Enfermé pendant un mois dans une cage installée dans la vitrine de sa galerie d’art « Inessential Space », place de la Daurade à Toulouse (Haute-Garonne) ! C’est l’intrigante performance réalisée à partir de ce lundi 27 avril par l’artiste toulousain Damien Aspe. Son but : amener le public à s’interroger sur son rapport au numérique, sur la liberté d’expression et sur les formes contemporaines de contrôle.
Vêtu d’une combinaison orange comme les prisonniers américains et portant l’inscription « GAFAM Penitentiary », en référence aux multinationales Google, Apple, Facebook, Amazon et Microsoft, le détenu volontaire va vivre sous les yeux des passants, jour et nuit, dans une cellule de 2m², la surface moyenne de vie des prisonniers français.

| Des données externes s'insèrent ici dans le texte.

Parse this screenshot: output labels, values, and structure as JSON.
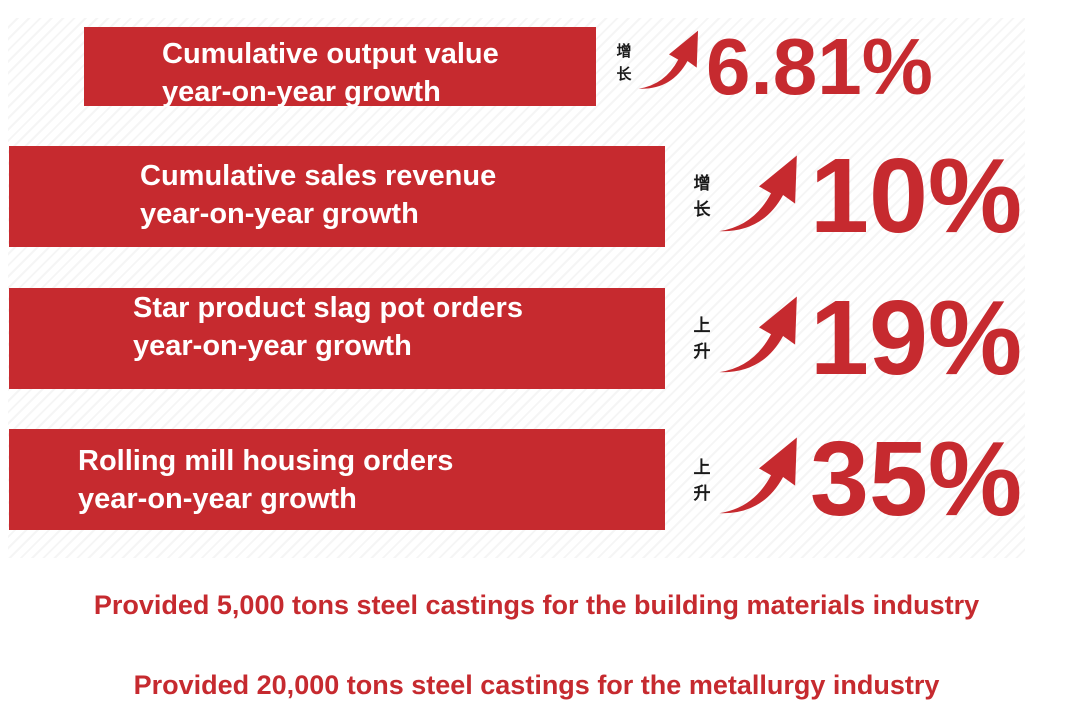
{
  "metrics": [
    {
      "label_line1": "Cumulative output value",
      "label_line2": "year-on-year growth",
      "tag_char1": "增",
      "tag_char2": "长",
      "value": "6.81%"
    },
    {
      "label_line1": "Cumulative sales revenue",
      "label_line2": "year-on-year growth",
      "tag_char1": "增",
      "tag_char2": "长",
      "value": "10%"
    },
    {
      "label_line1": "Star product slag pot orders",
      "label_line2": "year-on-year growth",
      "tag_char1": "上",
      "tag_char2": "升",
      "value": "19%"
    },
    {
      "label_line1": "Rolling mill housing orders",
      "label_line2": "year-on-year growth",
      "tag_char1": "上",
      "tag_char2": "升",
      "value": "35%"
    }
  ],
  "notes": [
    "Provided 5,000 tons steel castings for the building materials industry",
    "Provided 20,000 tons steel castings for the metallurgy industry"
  ],
  "colors": {
    "accent": "#c62a2f",
    "tag_text": "#1a1a1a"
  }
}
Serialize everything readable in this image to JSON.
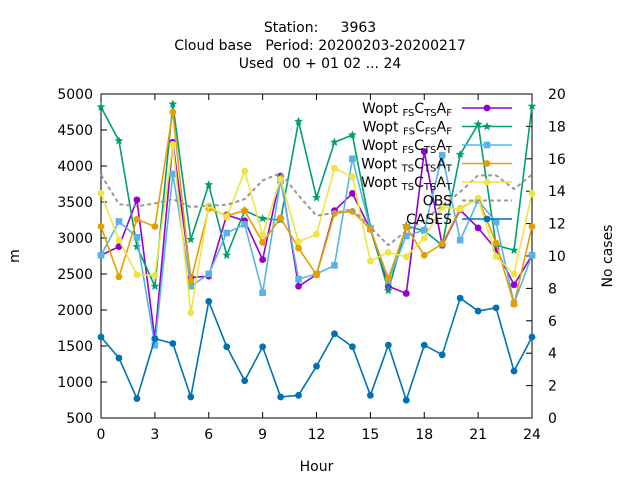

« L’origine du projet, c’est une œuvre inspirée du tableau La Liberté guidant le peuple de Delacroix que j’ai générée par IA le 25 avril mais qui a été immédiatement censurée par les plates-formes numériques, explique Damien Aspe. La diffusion interdite de cette œuvre, rebaptisée L’Autocratie guidant ses ouailles, conduira à une autre performance au tribunal judiciaire de Toulouse, le 27 mai à partir de 14 heures : un faux procès, ouvert au public, contre les géants du numérique, avec un vrai juge et de vrais avocats qui ont accepté de se prêter au jeu. L’idée, c’est d’avoir une réflexion collective sur l’état de la propriété intellectuelle, de la liberté d’expression face à la toute-puissance numérique. »
Gardé par un surveillant pénitentiaire, l’artiste aura droit à une heure de promenade matin et soir, ainsi qu’à des visites d’inconnus lors de parloir. Durant cet enfermement, il compte dessiner, peindre ou travailler sur son ordinateur afin de produire des photographies et vidéos de son incarcération qui seront présentées lors d’une exposition le 27 mai, à l’issue du faux procès.
« Le numérique, c’est l’ouverture sur le monde et en même temps l’isolement social donc c’est ce que la performance vise à démontrer avec les passants qui vont me voir, me photographier et avec moi qui vais avoir une relation avec le public », assure l’artiste qui a commencé sa carrière dans la photographie. Un film sera également réalisé pour raconter cette expérience unique.